Well-tended, healthy vines will always make the best wines.
Our viticultural practices involve preventative management of common vineyard diseases and pests with the bare minimum of chemical intervention and every year we use less and less nasties.
Sited on a north-east facing hillside, the vineyard takes advantage of sun and cooling maritime breezes. The sandy loamy soil drains well. The site is not prone to frost and has never experienced crop loss due to frost.
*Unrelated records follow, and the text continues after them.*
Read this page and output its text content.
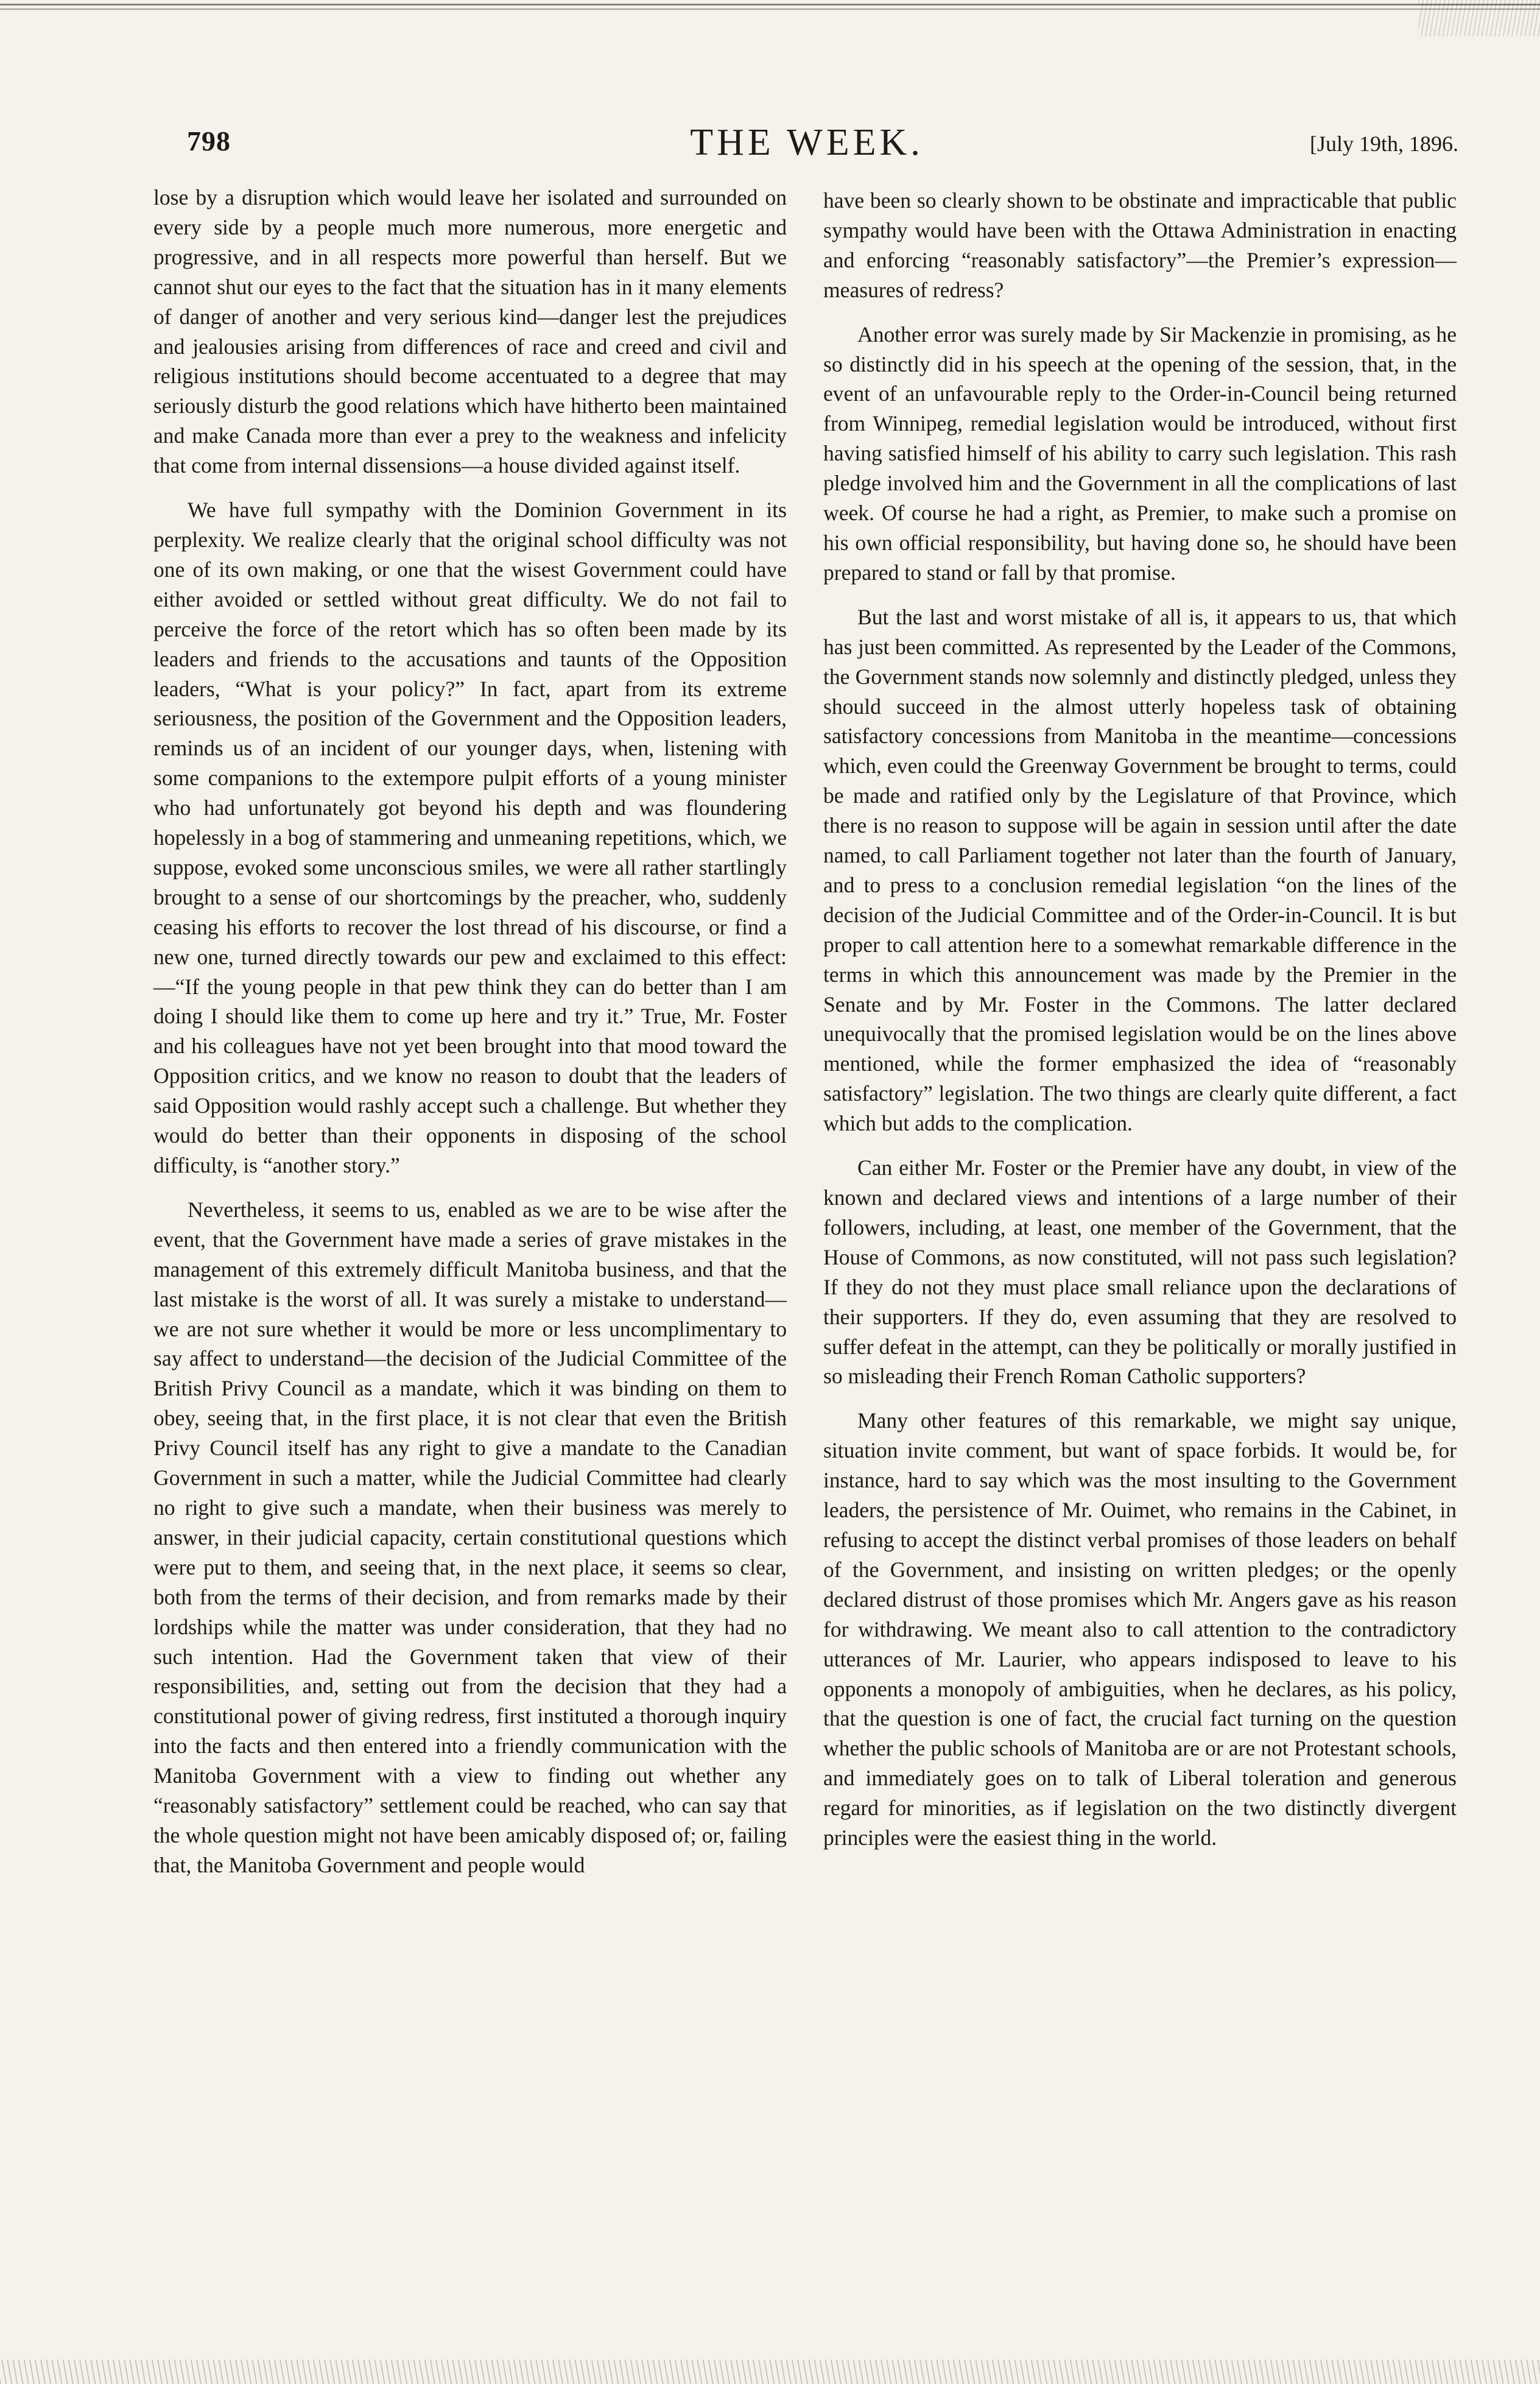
798	THE WEEK.	[July 19th, 1896.

lose by a disruption which would leave her isolated and surrounded on every side by a people much more numerous, more energetic and progressive, and in all respects more powerful than herself. But we cannot shut our eyes to the fact that the situation has in it many elements of danger of another and very serious kind—danger lest the prejudices and jealousies arising from differences of race and creed and civil and religious institutions should become accentuated to a degree that may seriously disturb the good relations which have hitherto been maintained and make Canada more than ever a prey to the weakness and infelicity that come from internal dissensions—a house divided against itself.

We have full sympathy with the Dominion Government in its perplexity. We realize clearly that the original school difficulty was not one of its own making, or one that the wisest Government could have either avoided or settled without great difficulty. We do not fail to perceive the force of the retort which has so often been made by its leaders and friends to the accusations and taunts of the Opposition leaders, “What is your policy?” In fact, apart from its extreme seriousness, the position of the Government and the Opposition leaders, reminds us of an incident of our younger days, when, listening with some companions to the extempore pulpit efforts of a young minister who had unfortunately got beyond his depth and was floundering hopelessly in a bog of stammering and unmeaning repetitions, which, we suppose, evoked some unconscious smiles, we were all rather startlingly brought to a sense of our shortcomings by the preacher, who, suddenly ceasing his efforts to recover the lost thread of his discourse, or find a new one, turned directly towards our pew and exclaimed to this effect:—“If the young people in that pew think they can do better than I am doing I should like them to come up here and try it.” True, Mr. Foster and his colleagues have not yet been brought into that mood toward the Opposition critics, and we know no reason to doubt that the leaders of said Opposition would rashly accept such a challenge. But whether they would do better than their opponents in disposing of the school difficulty, is “another story.”

Nevertheless, it seems to us, enabled as we are to be wise after the event, that the Government have made a series of grave mistakes in the management of this extremely difficult Manitoba business, and that the last mistake is the worst of all. It was surely a mistake to understand—we are not sure whether it would be more or less uncomplimentary to say affect to understand—the decision of the Judicial Committee of the British Privy Council as a mandate, which it was binding on them to obey, seeing that, in the first place, it is not clear that even the British Privy Council itself has any right to give a mandate to the Canadian Government in such a matter, while the Judicial Committee had clearly no right to give such a mandate, when their business was merely to answer, in their judicial capacity, certain constitutional questions which were put to them, and seeing that, in the next place, it seems so clear, both from the terms of their decision, and from remarks made by their lordships while the matter was under consideration, that they had no such intention. Had the Government taken that view of their responsibilities, and, setting out from the decision that they had a constitutional power of giving redress, first instituted a thorough inquiry into the facts and then entered into a friendly communication with the Manitoba Government with a view to finding out whether any “reasonably satisfactory” settlement could be reached, who can say that the whole question might not have been amicably disposed of; or, failing that, the Manitoba Government and people would

have been so clearly shown to be obstinate and impracticable that public sympathy would have been with the Ottawa Administration in enacting and enforcing “reasonably satisfactory”—the Premier’s expression—measures of redress?

Another error was surely made by Sir Mackenzie in promising, as he so distinctly did in his speech at the opening of the session, that, in the event of an unfavourable reply to the Order-in-Council being returned from Winnipeg, remedial legislation would be introduced, without first having satisfied himself of his ability to carry such legislation. This rash pledge involved him and the Government in all the complications of last week. Of course he had a right, as Premier, to make such a promise on his own official responsibility, but having done so, he should have been prepared to stand or fall by that promise.

But the last and worst mistake of all is, it appears to us, that which has just been committed. As represented by the Leader of the Commons, the Government stands now solemnly and distinctly pledged, unless they should succeed in the almost utterly hopeless task of obtaining satisfactory concessions from Manitoba in the meantime—concessions which, even could the Greenway Government be brought to terms, could be made and ratified only by the Legislature of that Province, which there is no reason to suppose will be again in session until after the date named, to call Parliament together not later than the fourth of January, and to press to a conclusion remedial legislation “on the lines of the decision of the Judicial Committee and of the Order-in-Council. It is but proper to call attention here to a somewhat remarkable difference in the terms in which this announcement was made by the Premier in the Senate and by Mr. Foster in the Commons. The latter declared unequivocally that the promised legislation would be on the lines above mentioned, while the former emphasized the idea of “reasonably satisfactory” legislation. The two things are clearly quite different, a fact which but adds to the complication.

Can either Mr. Foster or the Premier have any doubt, in view of the known and declared views and intentions of a large number of their followers, including, at least, one member of the Government, that the House of Commons, as now constituted, will not pass such legislation? If they do not they must place small reliance upon the declarations of their supporters. If they do, even assuming that they are resolved to suffer defeat in the attempt, can they be politically or morally justified in so misleading their French Roman Catholic supporters?

Many other features of this remarkable, we might say unique, situation invite comment, but want of space forbids. It would be, for instance, hard to say which was the most insulting to the Government leaders, the persistence of Mr. Ouimet, who remains in the Cabinet, in refusing to accept the distinct verbal promises of those leaders on behalf of the Government, and insisting on written pledges; or the openly declared distrust of those promises which Mr. Angers gave as his reason for withdrawing. We meant also to call attention to the contradictory utterances of Mr. Laurier, who appears indisposed to leave to his opponents a monopoly of ambiguities, when he declares, as his policy, that the question is one of fact, the crucial fact turning on the question whether the public schools of Manitoba are or are not Protestant schools, and immediately goes on to talk of Liberal toleration and generous regard for minorities, as if legislation on the two distinctly divergent principles were the easiest thing in the world.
The vineyard is laid out in a N/S row orientation with vines spaced at 1.5m apart with 2.5m between rows. Extensive experimental work has been done in the vineyard to determine the best training system to adopt for our particular situation including Scott Henry, spur pruning and Vertical Shoot Positioning (VSP) allowing us to confidently settle on VSP. Similarly, in order to keep yields low and maximise high quality we have moved to cane pruning to two canes per vine which we are confident will help us raise the quality bar even higher.
Clonal selection has also been an important factor in terms of fine tuning our viticultural practices for our specific climatic and soil conditions. We have a number of Pinot clones which gives us plenty of room to work with when making our wines. Currently we have 1.0ha of Pinot Noir, 1.0ha of Chardonnay, 0.5ha of Cabernet Sauvignon, 0.5ha of Merlot and 1.5ha of Riesling.
In Summer 2015, we planted an additional 2 hectares of vines- Pinot Noir, Chardonnay and Pinot Gris.
The vineyard is fully irrigated by a dam and a bore but we only need to irrigate in an exceptionally dry summer.
In February, the vineyard is covered entirely in nets to protect the precious fruit from the birds. Starlings and black birds do the most damage.
We usually commence our harvest in March, starting with Chardonnay for sparkling. We pick entirely by hand ensuring top-notch quality and gentle handling of the fruit. Most of the picking is done in April, finishing in early May with our later ripening varieties, Cab Sauvignon and Merlot. We employ a team of seasoned locals and afew backpackers for this brief but important period.
The construction of our on-site solar powered winery in 2017 not only shortens the distance between vine and wine to aid wine quality, it gives us the flexibility to pick in small batches, to experiment and to be in control of the process from beginning to end.